Creditors in aggressive push to sell 2 Hong Kong hotels amid banks’ drive to cut losses
Receivers and agents of the Sheraton Hong Kong Tung Chung Hotel and the Four Points by Sheraton have expressed confidence in finally finding a buyer for the dual-branded complex – which together make up Hong Kong’s third-largest hotel by room numbers – as creditors move to dispose of the asset. Sole
By Cheryl Arcibal

Receivers and agents of the Sheraton Hong Kong Tung Chung Hotel and the Four Points by Sheraton have expressed confidence in finally finding a buyer for the dual-branded complex – which together make up Hong Kong’s third-largest hotel by room numbers – as creditors move to dispose of the asset.
Sole agent Savills is holding a formal tender that is expected to close on August 31 for the 1,219-room property on Lantau Island, near the Tung Chung MTR station and the Hong Kong International Airport.
The complex, operated by Marriott, was seized after mainland Chinese developer Shimao Group failed to sell it despite slashing the asking price to about HK$4.5 billion (US$574 million) in late 2024, from at least HK$6 billion a year earlier.
“This is a genuinely rare offering – dual-branded with Marriott standards, all under one roof,” said Raymond Lee, CEO at Savills Greater China, during a site visit on Tuesday.
“During previous rounds of EOI [expressions of interest], the property attracted a number of serious, well-capitalised buyers, and we have been in substantive discussions with several of them,” Lee said. “The receivership appointment of AlixPartners brings clarity and decisiveness to the process. With an asset of this calibre, I am expecting the transition of ownership will be confirmed very soon.”
With a gross floor area of around 610,000 sq ft and completed in 2020, the property was estimated to cost more than HK$10,000 per square foot to develop. No floor price had been set for the tender, according to Savills.
The latest attempt to sell the asset comes as banks increasingly prioritise controlling losses over delaying them.
Stricter capital requirements, tougher regulatory treatment of troubled loans and growing scrutiny from rating agencies have raised the cost of holding distressed commercial property exposure.
As a result, lenders are becoming more willing to accept discounted sales, appoint receivers and take charge of disposal processes when borrowers fail to present credible deleveraging plans.
“Creditors are more realistic … on the realisation of this asset,” said Una Ge, partner and managing director at AlixPartners.

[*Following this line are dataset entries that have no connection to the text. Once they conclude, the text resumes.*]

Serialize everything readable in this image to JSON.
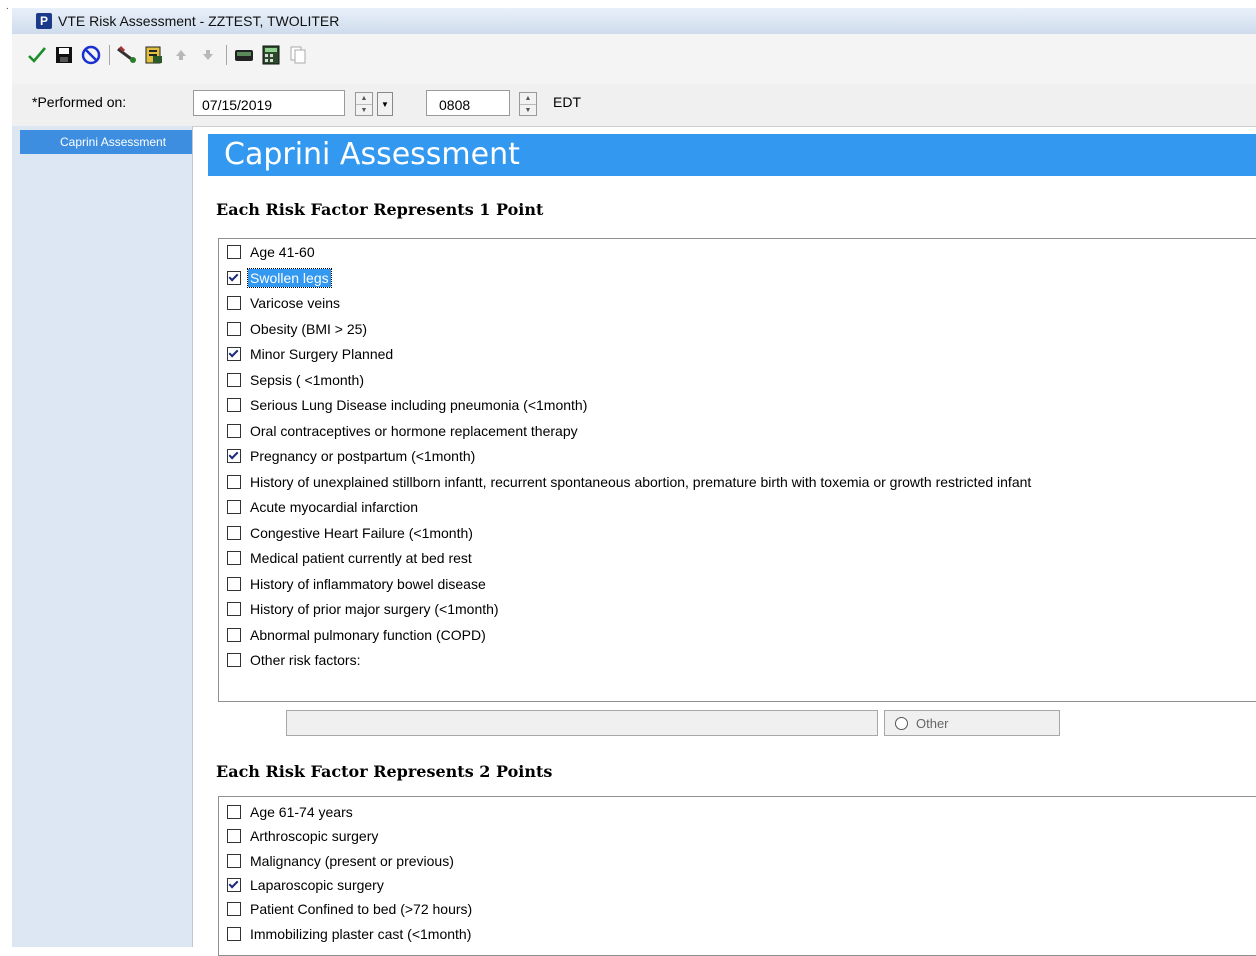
{
  "window": {
    "app_icon_letter": "P",
    "title": "VTE Risk Assessment - ZZTEST, TWOLITER"
  },
  "toolbar": {
    "buttons": [
      {
        "name": "sign-icon",
        "color": "#1a8f2a"
      },
      {
        "name": "save-icon"
      },
      {
        "name": "cancel-icon",
        "color": "#1a2fd0"
      },
      {
        "name": "tools-icon"
      },
      {
        "name": "form-browser-icon"
      },
      {
        "name": "arrow-up-icon"
      },
      {
        "name": "arrow-down-icon"
      },
      {
        "name": "keyboard-icon"
      },
      {
        "name": "calculator-icon"
      },
      {
        "name": "copy-icon"
      }
    ]
  },
  "performed": {
    "label": "*Performed on:",
    "date": "07/15/2019",
    "time": "0808",
    "timezone": "EDT"
  },
  "sidebar": {
    "items": [
      {
        "label": "Caprini Assessment",
        "selected": true
      }
    ]
  },
  "section": {
    "title": "Caprini Assessment"
  },
  "group1": {
    "title": "Each Risk Factor Represents 1 Point",
    "items": [
      {
        "label": "Age 41-60",
        "checked": false,
        "selected": false
      },
      {
        "label": "Swollen legs",
        "checked": true,
        "selected": true
      },
      {
        "label": "Varicose veins",
        "checked": false,
        "selected": false
      },
      {
        "label": "Obesity (BMI > 25)",
        "checked": false,
        "selected": false
      },
      {
        "label": "Minor Surgery Planned",
        "checked": true,
        "selected": false
      },
      {
        "label": "Sepsis ( <1month)",
        "checked": false,
        "selected": false
      },
      {
        "label": "Serious Lung Disease including pneumonia (<1month)",
        "checked": false,
        "selected": false
      },
      {
        "label": "Oral contraceptives or hormone replacement therapy",
        "checked": false,
        "selected": false
      },
      {
        "label": "Pregnancy or postpartum (<1month)",
        "checked": true,
        "selected": false
      },
      {
        "label": "History of unexplained stillborn infantt, recurrent spontaneous abortion, premature birth with toxemia or growth restricted infant",
        "checked": false,
        "selected": false
      },
      {
        "label": "Acute myocardial infarction",
        "checked": false,
        "selected": false
      },
      {
        "label": "Congestive Heart Failure (<1month)",
        "checked": false,
        "selected": false
      },
      {
        "label": "Medical patient currently at bed rest",
        "checked": false,
        "selected": false
      },
      {
        "label": "History of inflammatory bowel disease",
        "checked": false,
        "selected": false
      },
      {
        "label": "History of prior major surgery (<1month)",
        "checked": false,
        "selected": false
      },
      {
        "label": "Abnormal pulmonary function (COPD)",
        "checked": false,
        "selected": false
      },
      {
        "label": "Other risk factors:",
        "checked": false,
        "selected": false
      }
    ],
    "other": {
      "value": "",
      "radio_label": "Other"
    }
  },
  "group2": {
    "title": "Each Risk Factor Represents 2 Points",
    "items": [
      {
        "label": "Age 61-74 years",
        "checked": false
      },
      {
        "label": "Arthroscopic surgery",
        "checked": false
      },
      {
        "label": "Malignancy (present or previous)",
        "checked": false
      },
      {
        "label": "Laparoscopic surgery",
        "checked": true
      },
      {
        "label": "Patient Confined to bed (>72 hours)",
        "checked": false
      },
      {
        "label": "Immobilizing plaster cast (<1month)",
        "checked": false
      }
    ]
  }
}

“For this asset, the receivership is offering two things: first is to send a signal to the market that the creditors are ready and really want to dispose of this asset, and there’s good momentum we have been seeing in this market,” Ge said. “And under a receivership, there is a cleaner transfer of the title under the Conveyancing and Property Ordinance.”
The hotels recorded a blended occupancy rate of about 85 per cent in the first quarter.

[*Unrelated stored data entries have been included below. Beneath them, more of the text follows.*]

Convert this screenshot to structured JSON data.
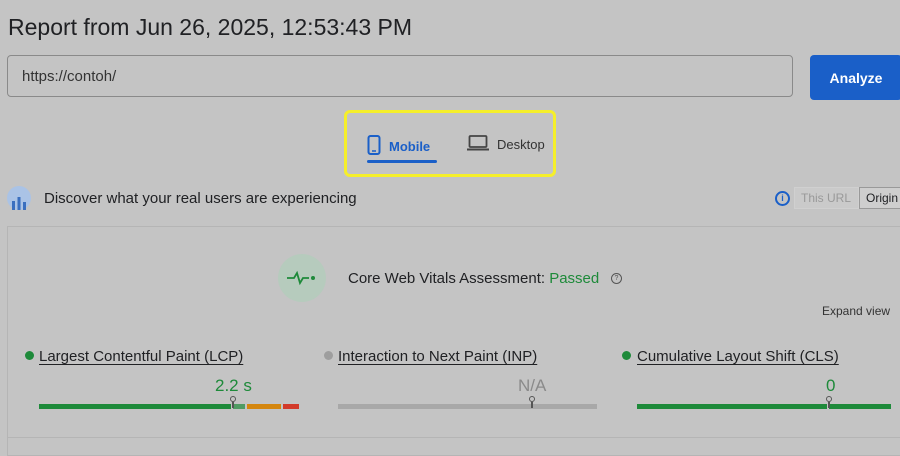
{
  "header": {
    "title": "Report from Jun 26, 2025, 12:53:43 PM"
  },
  "url_bar": {
    "value": "https://contoh/",
    "analyze_label": "Analyze"
  },
  "device_tabs": {
    "mobile_label": "Mobile",
    "desktop_label": "Desktop",
    "selected": "Mobile"
  },
  "crux": {
    "heading": "Discover what your real users are experiencing",
    "toggle_this_url": "This URL",
    "toggle_origin": "Origin"
  },
  "assessment": {
    "label": "Core Web Vitals Assessment:",
    "status": "Passed",
    "help_glyph": "?",
    "expand_label": "Expand view"
  },
  "metrics": [
    {
      "name": "Largest Contentful Paint (LCP)",
      "value": "2.2 s",
      "status_color": "#1e8a3a",
      "value_color": "#1e8a3a"
    },
    {
      "name": "Interaction to Next Paint (INP)",
      "value": "N/A",
      "status_color": "#9e9e9e",
      "value_color": "#8a8a8a"
    },
    {
      "name": "Cumulative Layout Shift (CLS)",
      "value": "0",
      "status_color": "#1e8a3a",
      "value_color": "#1e8a3a"
    }
  ],
  "colors": {
    "accent": "#1a5fc8",
    "good": "#1e8a3a",
    "needs_improvement": "#d4860f",
    "poor": "#d23a2a",
    "highlight": "#f5ef2a"
  },
  "icons": [
    "mobile-icon",
    "desktop-icon",
    "crux-people-icon",
    "info-icon",
    "pulse-icon",
    "help-icon"
  ]
}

They also house one of Hong Kong’s largest event venues, featuring a 13,300 sq ft column-free grand ballroom, function rooms and an outdoor garden, making them a destination for weddings and meetings, incentives, conferences and exhibitions – commonly known as MICE – events across the region.
Despite the disposal process, operations remain uninterrupted, with busy bookings for the venues.

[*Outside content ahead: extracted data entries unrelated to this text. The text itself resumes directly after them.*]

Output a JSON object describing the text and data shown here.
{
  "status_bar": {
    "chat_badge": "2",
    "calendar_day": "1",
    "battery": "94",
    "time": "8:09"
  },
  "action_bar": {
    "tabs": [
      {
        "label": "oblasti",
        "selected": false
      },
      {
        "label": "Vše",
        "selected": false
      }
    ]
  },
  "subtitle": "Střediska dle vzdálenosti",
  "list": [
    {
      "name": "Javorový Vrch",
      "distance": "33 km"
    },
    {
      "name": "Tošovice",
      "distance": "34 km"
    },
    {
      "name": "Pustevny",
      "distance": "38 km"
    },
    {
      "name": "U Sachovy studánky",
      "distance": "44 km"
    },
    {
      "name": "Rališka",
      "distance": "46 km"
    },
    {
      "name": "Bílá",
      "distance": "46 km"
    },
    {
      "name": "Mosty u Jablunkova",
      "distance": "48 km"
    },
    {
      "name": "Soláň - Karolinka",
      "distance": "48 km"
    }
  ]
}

Savills and the receivers plan to hold roadshows in the coming months to “bring the opportunity directly to investors across the globe,” said Godfrey Cheng, deputy senior director, investment CEO office, at Savills Hong Kong.
Cheng said even with the US Federal Reserve signalling a possible interest rate increase later this year, prospective buyers were expected to “take a long-term view” rather than engage in speculation.
“The type of buyer [for these hotels] is not subject to financing constraints,” he said, adding they had cash on hand and were hunting for good deals in Hong Kong to diversify portfolios.
“I think [investors] would also be global because it’s rare to have an international brand hotel [up for sale] in Hong Kong,” Cheng said. “Lots of Southeast Asian investors are paying close attention to Hong Kong.”